Coreia do Norte: mais geopolítica do que pânico

A despeito do que é amplamente divulgado na imprensa, a principal questão da Física relacionada ao regime norte-coreano não é a nuclear, mas a “Lei da Inércia”. O atual status quo da complexa equação geopolítica na Coreia do Norte é favorável aos cinco principais atores envolvidos, e para isto, é vital a visão de que o regime é dominado por um lunático disposto a explodir o mundo a qualquer momento. Evidentemente, não é bem assim.

As fake news em relação ao regime norte-coreano são divulgadas há muito tempo, e com um potencial sem comparações, já que não há porta-vozes na comunidade internacional para defender o contraditório. Uma mentira é amplamente divulgada, o mundo acredita, e se por um acaso for falsa, há a sensação “ah, mas nada impede que fosse verdade”.

Alguns fatos: a Coreia do Norte possui embaixada no Brasil, retribuída com uma representação brasileira em Pyongyang.

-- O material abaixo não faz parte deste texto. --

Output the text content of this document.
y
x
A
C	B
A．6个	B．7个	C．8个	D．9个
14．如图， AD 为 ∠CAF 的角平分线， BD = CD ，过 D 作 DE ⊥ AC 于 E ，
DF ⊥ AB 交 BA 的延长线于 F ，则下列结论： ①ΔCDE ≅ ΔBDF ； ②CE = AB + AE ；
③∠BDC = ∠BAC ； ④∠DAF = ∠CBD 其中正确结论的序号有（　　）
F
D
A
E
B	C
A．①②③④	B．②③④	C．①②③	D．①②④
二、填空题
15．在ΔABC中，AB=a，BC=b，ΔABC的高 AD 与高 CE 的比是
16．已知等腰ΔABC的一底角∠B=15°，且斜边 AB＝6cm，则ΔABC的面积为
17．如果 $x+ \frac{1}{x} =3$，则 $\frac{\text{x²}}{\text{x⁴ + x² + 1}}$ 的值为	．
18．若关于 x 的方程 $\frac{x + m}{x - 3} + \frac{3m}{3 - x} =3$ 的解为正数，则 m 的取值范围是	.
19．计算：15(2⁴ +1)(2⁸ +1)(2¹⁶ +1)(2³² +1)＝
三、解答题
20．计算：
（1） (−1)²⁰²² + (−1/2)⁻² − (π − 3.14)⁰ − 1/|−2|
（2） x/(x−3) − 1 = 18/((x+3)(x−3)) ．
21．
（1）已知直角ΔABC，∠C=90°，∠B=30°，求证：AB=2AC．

A capital norte-coreana vive um boom imobiliário, e bem nascidos no regime vão ampliando seu poder de compra. O principal destino de exportação da Coreia do Norte é a China, sua principal aliada, mas em segundo lugar vem a longínqua Argélia e em terceiro a Coreia do Sul, com quem, em tese, o norte continua em guerra, já que em 1953 apenas um armistício foi assinado. O país é membro da ONU.

As ameaças militares da Coreia do Norte são a maior justificativa para os EUA manterem cerca de 35 mil soldados na Península Coreana, região cada vez mais importante para o comércio global com o crescimento chinês. Com a onda recente de tensões, os norte-americanos estão instalando a estrutura antimísseis Thaat na Coreia do Sul, o que é criticado pela China, que teme um aumento do poder dos EUA na região. O Thaat é um dos principais assuntos da campanha eleitoral sul-coreana, antecipado por conta do impeachment da presidente conservadora Park Geun-Hye, favorável ao escudo. Na liderança das pesquisas para a eleição do próximo 9 de maio está um liberal, contrário ao Thaat, e seus adversários usam a ameaça do norte para criticá-lo.

A possibilidade de o Japão ser atacado é uma das poucas justificativas que o governo tem para um tom belicista. O país, que a exemplo da Alemanha adquiriu uma guinada pacifista após a derrota na Segunda Guerra, nos anos recentes sob o comando de Shinzo Abe vem sendo levado por um tom nacionalista, retomando algumas posturas históricas. Até a Segunda Guerra Mundial, o Japão ocupava a Península da Coreia e regiões da China.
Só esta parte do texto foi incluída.